I barely paid attention to his outfit, which appeared to be a dark blue robe
with silver trim. He spoke to me and asked if I had found some evidence for
humanity’s continued survival, for its redemption. I thought for a moment and
as my attention wandered I found myself at the crest of a hillside overlooking
a quiet coastal town, night illuminated by the sharp moonlight, city glowing
softly with human lights.
The port, I could see, was at the end of a ship-filled
lagoon, beyond it a glittering ocean. The sight was beautiful, the small wooden
ships gently rocking to the waves, the town below me laying in silence. I found
myself walking to a nearby building, a restaurant, small and well-worn, a light
layer of grime attesting to its habitation. Inside, I knew, was a woman I also knew
and loved from the lowest depths of my heart.
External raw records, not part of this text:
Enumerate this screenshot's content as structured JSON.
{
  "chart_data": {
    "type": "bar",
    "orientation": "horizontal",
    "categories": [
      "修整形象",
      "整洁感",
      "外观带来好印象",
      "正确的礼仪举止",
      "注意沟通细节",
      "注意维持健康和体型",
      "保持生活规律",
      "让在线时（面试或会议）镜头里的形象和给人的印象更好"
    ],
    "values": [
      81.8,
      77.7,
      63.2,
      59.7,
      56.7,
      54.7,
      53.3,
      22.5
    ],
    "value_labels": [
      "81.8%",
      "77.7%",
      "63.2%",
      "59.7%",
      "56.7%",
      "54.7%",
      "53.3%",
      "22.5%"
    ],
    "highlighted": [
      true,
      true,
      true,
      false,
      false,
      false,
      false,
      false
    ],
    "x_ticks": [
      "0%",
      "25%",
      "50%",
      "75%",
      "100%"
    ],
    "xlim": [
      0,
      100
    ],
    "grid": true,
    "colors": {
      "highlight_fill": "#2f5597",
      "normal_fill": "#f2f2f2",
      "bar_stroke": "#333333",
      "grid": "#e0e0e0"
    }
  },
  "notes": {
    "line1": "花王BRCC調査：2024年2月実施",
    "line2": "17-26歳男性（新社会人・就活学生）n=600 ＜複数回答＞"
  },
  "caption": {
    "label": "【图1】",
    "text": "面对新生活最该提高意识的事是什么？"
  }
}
But she was not there, and in
that moment I was returned to the study. “Well Belphegor?” said the man to me.
“Have you found it?” As he spoke what I was not aware was my name, his
appearance changed, becoming something less human and more indefinably alien. I
saw myself change as well—into a reflection of him.
I sat on the couch, brainstorming what I would say, what
argument I would give. As I did the door of the study opened and in walked the
woman. My heart yanked as she smiled her beautiful warm smile at me, said a few
quiet words to the man and then left again. “Have I always known her?” I asked
myself. The man stared expectantly. I drifted over to the computer desperate to
build an argument that would satisfy his questioning. I mulled over reports of
human kindness, human hope, human courage, human love. I built my case
thoroughly and meticulously and began to present it soberly and intensely.
But as I spoke my mind began to drift and I thought of the cruelties
and the injustices and the greed and the malfeasance. I thought of war, of
perpetual endless war. I thought of hate, justified and rationalized and
reproduced again and again. I thought of fear and loss and grief and wounds and
scars and destruction. I began to weep, to cry openly. I choked with fear and
sadness, I stopped my argument and spoke instead: “I don’t know. I don’t know
if humanity deserves to continue. I don’t know if it’s redeemed. I don’t know.”
The man smiled a warm, knowing smile.